The crux of this project is about values, and whose values we will be working with. Since I’ve gotten here, I’ve been talking a lot about the values and beliefs of domestic workers, and about “meeting” the domestic workers where they are at instead of the other way around. So rather than coming with our outside values and trying to make them meet our particular cultural standards, it is about discovering what their values are and figuring out what is important to them, so we can support them in reaching their goals and solving the problems that they have defined as problems, not what outsiders have decided are problems.

One of the more interesting challenges I’ve run into is recognizing that at times I speak a different “English” from the people here who are fluent in English. I deal with a lot of people who work in nonprofits, tech companies and universities, and who I see as being very similar to me. Progressive, educated and technologically-engaged with the world, we converse in English all the time. But what I have slowly come to realize as I’ve hit some obstacles in getting the people and resources I need for this project, is that there are certain words I use that are unfamiliar to people here, or that they may use in a slightly different way. I never thought of the word “values” as being a buzz word, but someone suggested that rather than saying “the values and beliefs of the domestic workers”, I say “the psychology of the domestic workers”. But I didn’t MEAN the ‘psychology’ of the domestic workers – except I did. When I was here, and to the people I was speaking to, that was the correct word to use to reflect my meaning.

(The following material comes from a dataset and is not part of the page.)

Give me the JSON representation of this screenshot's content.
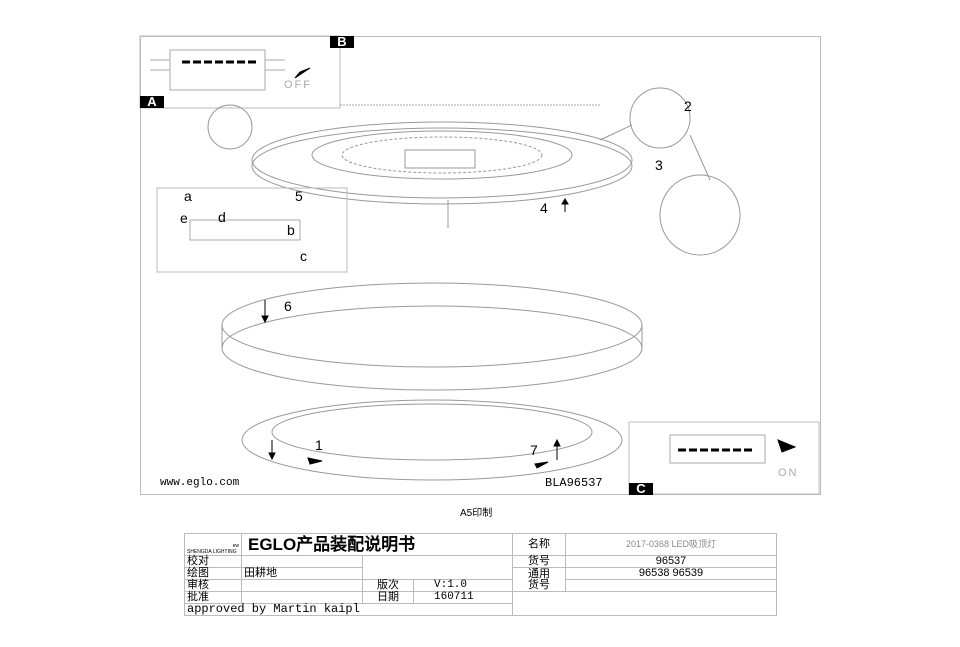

Another example is that I’ve noticed that people here use the word ‘scheme’ a lot, when they mean ‘plan’. So they’ll say something like, “we have a scheme to help children without parents’, or “an organization has come up with a good scheme for their marketing”. To me, the word ‘scheme’ has negative connotations and does not have the same meaning as a ‘plan’, but here, they are basically using the words interchangeably. There are so many cultures that have taken English and changed it to make it their own, but for the segment of the population in India that thinks of English almost as their first language, or as their main language of communication, it can be a little disorienting and confusing when you really try to get into the specifics of a project.

One wonderful woman I met here referred to the way I spoke as “seminar language” or “seminar English”. I think my words have genuine meaning even as “seminar English”, the issue is that the people I’m speaking to are fluent in English, but they may not be fluent in the particular kind of English I speak – and the biggest problem is that I don’t know which words they get and which words they don’t, and they might not either. I think sometimes they believe they understand what I’m talking about because they recognize all the words I’m saying and the words are familiar, but I’m actually using them in a way that they might not be used to (and so the full meaning doesn’t come across), and vice versa.